A good example of an organization making the internal investment is United We Dream, a bold network of young people around the country pushing for full equality and citizenship for the undocumented. Everyday they face changing political realities like the recent legal challenges to President Obama’s administrative actions to give young immigrants and immigrant parents of US citizen children relief from deportation.

Yet even in the whirlwind, United We Dream takes time for deep reflection and internal investment to be a more effective alliance. They spent a year putting into place better structures for democratic participation and shared leadership. Every board and national leadership convening involves reflection and somatic exercises to link head, heart and hands. And just last month 80 of their young leaders launched their first strategic planning process with RoadMap to look at what they have built and where they want to go over the next five years.

Internal practices are a big part of what make organizations like UWD successful. And just as understanding external landscapes are critical to any organizational strategy, internal assessments offer equally important information. Solid internal assessments can bring everyone together in a shared understanding how healthy the whole organization is and what it needs to nurture in order to thrive.

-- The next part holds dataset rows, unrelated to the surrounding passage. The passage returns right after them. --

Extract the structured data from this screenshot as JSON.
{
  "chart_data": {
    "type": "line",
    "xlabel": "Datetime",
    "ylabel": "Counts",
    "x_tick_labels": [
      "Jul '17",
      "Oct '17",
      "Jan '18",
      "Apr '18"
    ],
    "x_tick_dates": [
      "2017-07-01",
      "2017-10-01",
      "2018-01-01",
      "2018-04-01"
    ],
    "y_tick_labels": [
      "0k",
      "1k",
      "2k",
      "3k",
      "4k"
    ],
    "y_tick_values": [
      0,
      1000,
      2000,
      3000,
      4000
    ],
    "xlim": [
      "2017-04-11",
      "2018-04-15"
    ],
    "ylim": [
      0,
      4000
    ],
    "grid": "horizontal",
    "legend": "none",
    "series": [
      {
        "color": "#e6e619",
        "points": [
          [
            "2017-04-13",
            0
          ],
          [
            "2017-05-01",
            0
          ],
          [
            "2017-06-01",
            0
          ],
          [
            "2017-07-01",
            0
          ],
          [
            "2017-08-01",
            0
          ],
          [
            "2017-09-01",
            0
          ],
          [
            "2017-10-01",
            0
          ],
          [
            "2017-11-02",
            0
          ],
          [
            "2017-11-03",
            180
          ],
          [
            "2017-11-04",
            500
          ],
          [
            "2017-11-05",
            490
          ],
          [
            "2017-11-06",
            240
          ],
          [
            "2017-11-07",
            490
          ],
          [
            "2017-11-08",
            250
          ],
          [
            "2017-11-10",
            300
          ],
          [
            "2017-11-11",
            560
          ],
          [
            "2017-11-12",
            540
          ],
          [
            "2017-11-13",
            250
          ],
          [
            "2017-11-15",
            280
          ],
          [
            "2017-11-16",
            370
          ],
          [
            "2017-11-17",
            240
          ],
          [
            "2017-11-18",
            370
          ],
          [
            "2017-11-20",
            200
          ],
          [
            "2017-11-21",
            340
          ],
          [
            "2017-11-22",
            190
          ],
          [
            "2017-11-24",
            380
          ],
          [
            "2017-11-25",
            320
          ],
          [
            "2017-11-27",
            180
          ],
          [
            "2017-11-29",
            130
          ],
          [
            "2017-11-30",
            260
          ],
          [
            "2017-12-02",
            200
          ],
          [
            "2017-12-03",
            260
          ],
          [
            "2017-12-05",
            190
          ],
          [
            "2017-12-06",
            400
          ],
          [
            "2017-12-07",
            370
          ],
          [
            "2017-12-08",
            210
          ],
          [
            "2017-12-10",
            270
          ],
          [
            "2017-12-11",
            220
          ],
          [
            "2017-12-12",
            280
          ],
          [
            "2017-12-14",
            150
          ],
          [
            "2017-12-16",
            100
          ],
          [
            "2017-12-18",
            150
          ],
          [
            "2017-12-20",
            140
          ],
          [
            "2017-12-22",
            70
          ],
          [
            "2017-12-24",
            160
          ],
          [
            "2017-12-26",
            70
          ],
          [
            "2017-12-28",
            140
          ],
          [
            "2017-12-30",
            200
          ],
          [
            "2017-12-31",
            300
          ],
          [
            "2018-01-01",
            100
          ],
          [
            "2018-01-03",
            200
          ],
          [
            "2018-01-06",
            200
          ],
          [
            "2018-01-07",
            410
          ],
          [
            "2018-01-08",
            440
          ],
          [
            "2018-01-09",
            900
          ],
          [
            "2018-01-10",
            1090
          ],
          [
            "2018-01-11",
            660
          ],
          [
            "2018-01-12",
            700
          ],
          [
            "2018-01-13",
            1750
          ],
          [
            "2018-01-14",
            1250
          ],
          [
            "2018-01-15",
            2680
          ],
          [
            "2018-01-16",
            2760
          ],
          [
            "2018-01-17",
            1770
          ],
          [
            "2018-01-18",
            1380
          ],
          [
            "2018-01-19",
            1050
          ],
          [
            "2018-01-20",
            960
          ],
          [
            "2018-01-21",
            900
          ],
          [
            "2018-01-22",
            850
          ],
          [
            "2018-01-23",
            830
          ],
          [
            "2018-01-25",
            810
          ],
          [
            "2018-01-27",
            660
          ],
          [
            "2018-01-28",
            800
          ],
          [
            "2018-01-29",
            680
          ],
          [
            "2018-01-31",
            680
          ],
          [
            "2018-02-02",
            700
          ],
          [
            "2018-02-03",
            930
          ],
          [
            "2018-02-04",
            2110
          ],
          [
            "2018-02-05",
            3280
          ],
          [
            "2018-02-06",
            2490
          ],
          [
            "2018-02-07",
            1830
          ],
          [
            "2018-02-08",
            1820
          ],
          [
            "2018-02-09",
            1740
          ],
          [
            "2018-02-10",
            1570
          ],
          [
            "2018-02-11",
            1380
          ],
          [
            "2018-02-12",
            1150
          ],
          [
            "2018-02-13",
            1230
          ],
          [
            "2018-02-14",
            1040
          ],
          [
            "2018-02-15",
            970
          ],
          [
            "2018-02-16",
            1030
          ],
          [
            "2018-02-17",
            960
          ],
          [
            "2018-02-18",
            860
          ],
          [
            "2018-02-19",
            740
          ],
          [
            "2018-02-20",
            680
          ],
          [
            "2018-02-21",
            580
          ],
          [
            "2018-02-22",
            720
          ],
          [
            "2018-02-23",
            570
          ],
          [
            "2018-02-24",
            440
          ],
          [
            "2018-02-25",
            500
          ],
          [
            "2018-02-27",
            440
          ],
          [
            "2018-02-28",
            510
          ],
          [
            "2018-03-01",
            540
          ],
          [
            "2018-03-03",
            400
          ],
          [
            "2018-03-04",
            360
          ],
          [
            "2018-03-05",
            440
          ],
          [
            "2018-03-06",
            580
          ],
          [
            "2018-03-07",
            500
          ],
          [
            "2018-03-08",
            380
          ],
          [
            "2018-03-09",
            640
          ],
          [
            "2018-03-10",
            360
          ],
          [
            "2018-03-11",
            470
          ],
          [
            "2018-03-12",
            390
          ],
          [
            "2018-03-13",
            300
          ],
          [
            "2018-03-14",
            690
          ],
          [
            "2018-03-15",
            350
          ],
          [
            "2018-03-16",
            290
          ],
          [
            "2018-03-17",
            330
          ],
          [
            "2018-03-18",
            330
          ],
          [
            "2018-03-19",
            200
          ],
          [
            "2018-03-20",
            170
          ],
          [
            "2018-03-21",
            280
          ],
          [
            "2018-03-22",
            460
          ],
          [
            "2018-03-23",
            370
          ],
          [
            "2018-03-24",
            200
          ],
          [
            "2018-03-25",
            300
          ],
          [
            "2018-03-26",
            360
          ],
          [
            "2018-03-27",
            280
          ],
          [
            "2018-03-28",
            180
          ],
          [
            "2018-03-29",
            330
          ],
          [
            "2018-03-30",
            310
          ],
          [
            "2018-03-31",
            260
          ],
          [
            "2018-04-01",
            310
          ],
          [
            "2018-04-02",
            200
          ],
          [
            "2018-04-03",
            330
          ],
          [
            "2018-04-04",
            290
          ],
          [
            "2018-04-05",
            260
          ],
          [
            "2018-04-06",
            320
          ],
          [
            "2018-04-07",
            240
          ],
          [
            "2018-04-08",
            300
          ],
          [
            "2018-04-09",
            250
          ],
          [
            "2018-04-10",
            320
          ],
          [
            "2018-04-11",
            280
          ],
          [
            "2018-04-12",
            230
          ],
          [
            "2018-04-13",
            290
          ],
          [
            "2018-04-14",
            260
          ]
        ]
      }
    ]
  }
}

To help organizations get a clear and holistic picture of themselves, RoadMap helped develop an assessment tool specifically for social justice organizations, called My Healthy Organization. Originally created by a small group of independent consultants, including RoadMap members, MHO emerged out of a desire to provide better tools and processes for social change organizations to assess their effectiveness and that incorporated social change and movement building values and aspirations. Later RoadMap partnered with the Movement Strategy Center to create Our Healthy Alliance specifically for social justice alliances.

Now in its fourth year, MHO and OHA have been used by hundreds of organizations. This month, RoadMap released a new upgraded version of MHO so that organizations can collect more information for even more thorough analysis. MHO 3.0 offers separate sections for organizations to evaluate fundraising and communications capacities, board development, campaign strategies, including theory of change, scale of base building, power mapping and more.

Assessment tools like MHO/OHA can shed light on where an organization is strong and where it is weak. They provide critical data that can confirm or challenge assumptions and help organizations clarify their priorities, identify strategies needed to win and better understand what is necessary to build and run strong, capable organizations.

As one UWD board member commented after completing MHO: “It was a great to experience how much impact being asked these questions had on me as an leader in the organization. [This was] a very helpful exercise and I think it should be a part of an annual evaluation…”

As busy social justice organizations it’s hard to feel like there is a “right” time to take a step back and evaluate where we are and where we are headed over the long term. With so much to change and so much at stake, we are usually focused on the next big fight. But understanding where we are now is critical to having a clear understanding of how we should move forward.